The chorus differs slightly, but intriguingly, the original's
True, it's a dream mixed with nostalgia But it's a dream that I'll always hang on to, that I'll always run to Won't you join me by the riverbank?
replaced with
The truest of dreams, I live and I wonder
But it's the scene that I'll always hang onto, that I'll always run to
Join me by the riverbank?
In the '81 version the singer acknowledges that the bittersweet sentiment he sings about is part dream, part nostalgia—that is, it's all lost. In the '98 version the tone's less rueful to my ears, as the dream is now "the truest" of visions, casting a spell and inspiring wonder. Coupled with Weller singing the title phrase in a gently ascending melody against the '81 version's descending melody, the mood in "The Riverbank" is suffused with gratitude. It's a warm invitation, now. Generous too is the bridge, which in the '81 version is spooky and positively Welleresque in its grumpiness: because life's "too cynical," we lose "our innocence," and "our very soul." Seventeen years later he sings:
A magical leaving when it's time to believe in
The magic between us, the magic of innocence
I might be hearing Measured for leaving in that first line—I can't find the lyrics anywhere—but the adult wisdom in the words that follow rings loud and clear.
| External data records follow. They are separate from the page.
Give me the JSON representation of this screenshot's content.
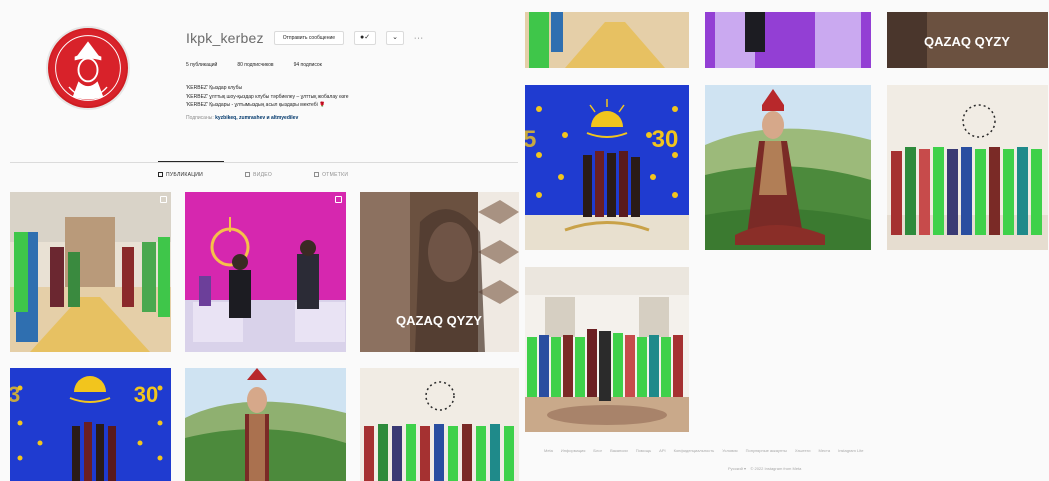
{
  "profile": {
    "username": "Ikpk_kerbez",
    "message_button": "Отправить сообщение",
    "follow_icon": "person-check-icon",
    "dropdown_icon": "chevron-down-icon",
    "more": "···",
    "avatar_icon": "red-round-logo"
  },
  "stats": {
    "posts": "5 публикаций",
    "followers": "80 подписчиков",
    "following": "94 подписок"
  },
  "bio": {
    "line1": "'KERBEZ' Қыздар клубы",
    "line2": "'KERBEZ' ұлттық шоу-қыздар клубы тәрбиелеу – ұлттық жобалау өзге",
    "line3": "'KERBEZ' Қыздары - ұлтымыздың асыл қыздары мектебі 🌹",
    "followed_by_prefix": "Подписаны:",
    "followed_by_names": "kyzbikeq, zumrashev и altmyedilev"
  },
  "tabs": [
    {
      "label": "ПУБЛИКАЦИИ",
      "active": true
    },
    {
      "label": "ВИДЕО",
      "active": false
    },
    {
      "label": "ОТМЕТКИ",
      "active": false
    }
  ],
  "overlay_text": "QAZAQ QYZY",
  "banner_number": "30",
  "footer": {
    "links": [
      "Meta",
      "Информация",
      "Блог",
      "Вакансии",
      "Помощь",
      "API",
      "Конфиденциальность",
      "Условия",
      "Популярные аккаунты",
      "Хэштеги",
      "Места",
      "Instagram Lite"
    ],
    "language": "Русский ▾",
    "copyright": "© 2022 Instagram from Meta"
  },
  "colors": {
    "brand_red": "#d8222a",
    "banner_blue": "#1f3bd0",
    "sun_yellow": "#f2c51d",
    "green_dress": "#3fd14a",
    "pink_stage": "#e02ba9"
  }
}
Weller was nearing the age of 40 when he wrote "The Riverbank," an already-long career and a personal life of ups and downs behind him, and maybe he was taking stock in the value of cynicism—the language of his twenties—and questioning its shelf life. Or maybe the further he gets away from childhood days spent in the countryside along quietly streaming rivers the more he cherishes the memory and no longer feels that he must apologize for its romanticism. It's time to believe.
~~
Detail of a riverbank on the back sleeve of the Jam's "Funeral Pyre."
~~
Listen to "Tales From The Riverbank" and "The Riverbank" back to back and the impression is of waking from a vivid dream, the particulars of which are already fleeing from memory in the moments of rousing. That was wild, the dreamer thinks, it was the same song but it was also different somehow, and he chases its wind-blown remnants the rest of the long day.